Biodiesel doesn’t make sense because there are cheaper alternatives available to the trucking industry that would create greater greenhouse gas reductions by making minimal changes to existing regulations.
Shifting to one super tire on the back end of tractor-trailer combinations instead of the dual tires would decrease greenhouse gas emissions by up to six percent, double the benefit in even the most optimistic projections for biodiesel at B2-B5 blends.
Other measures include putting scoops on the back end of trailers or installing idling reduction equipment.
“If biodiesel is really about reducing emissions from trucks, here are options that blow biodiesel out of the water,” said Laskowski.
“This really isn’t about emissions. This is about setting up a new industry. So say it.”
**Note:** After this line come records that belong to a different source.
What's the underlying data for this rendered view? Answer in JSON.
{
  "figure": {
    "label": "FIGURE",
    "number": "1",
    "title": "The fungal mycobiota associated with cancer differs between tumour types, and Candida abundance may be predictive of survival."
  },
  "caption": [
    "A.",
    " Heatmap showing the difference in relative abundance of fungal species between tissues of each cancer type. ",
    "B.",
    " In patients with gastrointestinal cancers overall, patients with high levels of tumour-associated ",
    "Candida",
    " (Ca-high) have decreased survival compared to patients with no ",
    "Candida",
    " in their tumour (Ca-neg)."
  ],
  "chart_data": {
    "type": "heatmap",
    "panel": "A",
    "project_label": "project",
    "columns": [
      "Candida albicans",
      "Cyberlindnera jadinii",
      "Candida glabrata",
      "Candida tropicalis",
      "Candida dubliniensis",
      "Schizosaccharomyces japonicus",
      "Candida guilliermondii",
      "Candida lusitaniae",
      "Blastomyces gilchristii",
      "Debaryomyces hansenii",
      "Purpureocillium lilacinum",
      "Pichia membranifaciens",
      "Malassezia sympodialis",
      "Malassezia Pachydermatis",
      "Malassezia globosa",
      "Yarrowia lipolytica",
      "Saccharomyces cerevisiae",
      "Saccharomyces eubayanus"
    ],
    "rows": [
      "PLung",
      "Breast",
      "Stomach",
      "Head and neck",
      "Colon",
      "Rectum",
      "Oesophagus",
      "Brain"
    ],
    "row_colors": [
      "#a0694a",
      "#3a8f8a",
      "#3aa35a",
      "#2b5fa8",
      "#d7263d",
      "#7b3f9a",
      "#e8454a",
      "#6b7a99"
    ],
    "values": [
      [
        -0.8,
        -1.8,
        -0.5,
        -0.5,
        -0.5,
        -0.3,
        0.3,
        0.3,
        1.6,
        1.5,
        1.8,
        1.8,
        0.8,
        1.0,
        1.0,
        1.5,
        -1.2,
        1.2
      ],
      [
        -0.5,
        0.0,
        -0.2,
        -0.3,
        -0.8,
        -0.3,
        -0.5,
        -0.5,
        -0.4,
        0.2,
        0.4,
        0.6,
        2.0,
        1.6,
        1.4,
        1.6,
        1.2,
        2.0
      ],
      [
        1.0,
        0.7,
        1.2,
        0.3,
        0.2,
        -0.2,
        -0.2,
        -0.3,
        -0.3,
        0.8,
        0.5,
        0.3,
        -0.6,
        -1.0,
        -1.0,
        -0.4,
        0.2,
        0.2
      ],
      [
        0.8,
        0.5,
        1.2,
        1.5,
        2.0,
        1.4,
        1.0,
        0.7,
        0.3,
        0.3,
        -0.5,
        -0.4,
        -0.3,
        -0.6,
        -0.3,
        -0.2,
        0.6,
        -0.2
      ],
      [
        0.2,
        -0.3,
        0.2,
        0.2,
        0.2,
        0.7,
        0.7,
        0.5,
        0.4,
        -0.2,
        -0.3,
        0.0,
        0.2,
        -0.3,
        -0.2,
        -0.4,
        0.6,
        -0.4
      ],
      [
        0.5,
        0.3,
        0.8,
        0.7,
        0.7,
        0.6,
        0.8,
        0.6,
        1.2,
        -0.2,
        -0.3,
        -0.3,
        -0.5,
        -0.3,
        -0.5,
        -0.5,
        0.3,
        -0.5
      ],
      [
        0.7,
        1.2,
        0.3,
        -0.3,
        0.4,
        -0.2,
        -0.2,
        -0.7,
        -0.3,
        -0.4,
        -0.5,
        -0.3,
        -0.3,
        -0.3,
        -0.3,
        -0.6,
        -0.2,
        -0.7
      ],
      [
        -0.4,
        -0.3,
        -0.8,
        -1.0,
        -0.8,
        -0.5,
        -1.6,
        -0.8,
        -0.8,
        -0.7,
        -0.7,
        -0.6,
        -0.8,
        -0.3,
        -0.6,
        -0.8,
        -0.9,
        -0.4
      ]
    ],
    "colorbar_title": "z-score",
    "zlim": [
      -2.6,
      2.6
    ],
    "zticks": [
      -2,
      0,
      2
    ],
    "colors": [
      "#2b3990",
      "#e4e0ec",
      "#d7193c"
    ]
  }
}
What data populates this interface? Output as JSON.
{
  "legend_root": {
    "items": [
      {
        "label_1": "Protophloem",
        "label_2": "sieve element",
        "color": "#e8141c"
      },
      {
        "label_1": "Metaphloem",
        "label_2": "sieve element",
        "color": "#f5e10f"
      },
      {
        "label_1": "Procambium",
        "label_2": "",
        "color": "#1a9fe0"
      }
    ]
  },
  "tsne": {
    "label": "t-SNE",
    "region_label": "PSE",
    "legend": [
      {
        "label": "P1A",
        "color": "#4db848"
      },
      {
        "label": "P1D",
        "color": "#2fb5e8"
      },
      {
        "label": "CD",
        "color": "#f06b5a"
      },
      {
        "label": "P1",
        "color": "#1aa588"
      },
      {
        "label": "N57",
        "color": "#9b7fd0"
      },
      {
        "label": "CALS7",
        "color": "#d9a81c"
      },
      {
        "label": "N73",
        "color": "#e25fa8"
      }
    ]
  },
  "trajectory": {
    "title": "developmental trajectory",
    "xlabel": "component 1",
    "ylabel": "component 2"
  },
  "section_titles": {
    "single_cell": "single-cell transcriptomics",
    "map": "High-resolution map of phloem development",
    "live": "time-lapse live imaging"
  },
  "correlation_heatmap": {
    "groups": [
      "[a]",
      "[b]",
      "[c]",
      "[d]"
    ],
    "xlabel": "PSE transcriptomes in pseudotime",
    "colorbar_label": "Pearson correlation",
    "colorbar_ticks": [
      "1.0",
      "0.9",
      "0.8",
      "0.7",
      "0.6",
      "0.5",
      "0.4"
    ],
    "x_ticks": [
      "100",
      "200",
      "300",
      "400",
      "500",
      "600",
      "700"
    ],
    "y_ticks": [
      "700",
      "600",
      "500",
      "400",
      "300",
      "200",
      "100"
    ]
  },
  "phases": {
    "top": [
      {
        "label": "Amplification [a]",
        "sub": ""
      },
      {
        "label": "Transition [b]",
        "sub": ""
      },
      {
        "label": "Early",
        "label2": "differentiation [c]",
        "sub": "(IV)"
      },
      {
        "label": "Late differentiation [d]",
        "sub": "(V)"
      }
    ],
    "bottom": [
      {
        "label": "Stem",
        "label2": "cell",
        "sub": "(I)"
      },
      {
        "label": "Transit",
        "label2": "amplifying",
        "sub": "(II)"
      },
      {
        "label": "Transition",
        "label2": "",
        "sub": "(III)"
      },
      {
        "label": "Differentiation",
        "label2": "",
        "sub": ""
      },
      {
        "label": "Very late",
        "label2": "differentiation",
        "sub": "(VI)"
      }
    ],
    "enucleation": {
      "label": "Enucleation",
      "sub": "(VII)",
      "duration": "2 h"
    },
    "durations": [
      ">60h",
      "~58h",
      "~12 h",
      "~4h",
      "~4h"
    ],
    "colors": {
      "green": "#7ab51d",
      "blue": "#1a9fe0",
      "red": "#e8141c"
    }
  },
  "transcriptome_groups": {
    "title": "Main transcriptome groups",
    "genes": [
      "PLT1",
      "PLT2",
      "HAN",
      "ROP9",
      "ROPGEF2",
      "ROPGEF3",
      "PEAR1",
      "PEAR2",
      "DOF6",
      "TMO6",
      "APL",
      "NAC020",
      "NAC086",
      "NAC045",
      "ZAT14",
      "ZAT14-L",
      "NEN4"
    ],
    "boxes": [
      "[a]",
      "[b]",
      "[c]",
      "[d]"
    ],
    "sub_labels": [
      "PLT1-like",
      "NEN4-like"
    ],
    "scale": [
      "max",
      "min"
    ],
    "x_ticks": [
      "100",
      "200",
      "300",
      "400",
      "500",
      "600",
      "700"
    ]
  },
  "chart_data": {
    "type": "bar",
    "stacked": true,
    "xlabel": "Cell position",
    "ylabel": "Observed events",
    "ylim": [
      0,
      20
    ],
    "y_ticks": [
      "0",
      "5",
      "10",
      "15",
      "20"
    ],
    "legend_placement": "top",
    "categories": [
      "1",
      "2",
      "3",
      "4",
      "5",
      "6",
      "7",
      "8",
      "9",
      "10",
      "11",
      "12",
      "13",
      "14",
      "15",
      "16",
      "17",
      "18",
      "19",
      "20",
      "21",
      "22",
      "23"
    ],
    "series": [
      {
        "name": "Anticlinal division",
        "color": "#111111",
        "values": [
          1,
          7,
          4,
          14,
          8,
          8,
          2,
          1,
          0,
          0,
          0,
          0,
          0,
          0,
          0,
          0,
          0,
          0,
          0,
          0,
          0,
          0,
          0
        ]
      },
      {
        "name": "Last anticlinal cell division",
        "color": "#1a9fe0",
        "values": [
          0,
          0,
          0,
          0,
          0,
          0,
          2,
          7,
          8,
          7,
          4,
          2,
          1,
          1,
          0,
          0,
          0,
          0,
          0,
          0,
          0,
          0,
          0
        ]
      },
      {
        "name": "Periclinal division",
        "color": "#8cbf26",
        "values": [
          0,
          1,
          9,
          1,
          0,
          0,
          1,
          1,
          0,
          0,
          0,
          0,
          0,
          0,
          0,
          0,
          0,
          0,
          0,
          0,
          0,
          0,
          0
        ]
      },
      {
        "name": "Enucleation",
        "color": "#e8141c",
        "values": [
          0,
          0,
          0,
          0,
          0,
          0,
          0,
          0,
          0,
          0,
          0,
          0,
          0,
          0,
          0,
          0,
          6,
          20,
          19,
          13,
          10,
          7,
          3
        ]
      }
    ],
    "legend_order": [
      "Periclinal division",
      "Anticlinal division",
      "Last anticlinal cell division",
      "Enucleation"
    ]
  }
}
But that industry can’t be built on the backs of the trucking sector, said Laskowski, noting that the U.S. National Biodiesel Board found that one-third of the biodiesel sampled in the U.S. between November 2005 and November 2006 did not meet specifications because of incomplete processing.
Thomson reiterated that biodiesel poses no threat to truck engines, especially at the two percent blend rate proposed by the federal government.
The Engine Manufacturers Association recently released a statement that, based on preliminary results, the use of B1 to B5 blends, has no ill effects on even the most modern truck engines.
“The engine manufacturers are ahead of where the CTA is,” said Thomson.
Laskowski said nobody knows what impact the alternative fuel will have on the virtually smog-free engines that will be mandatory in 2010.
He takes comfort in the language of the proposed mandate, which recognizes there are technology issues that have to be worked out before it could be implemented.
Thomson said the mandate won’t be held up by technology issues, as evidenced by the statement from the Engine Manufacturers Association.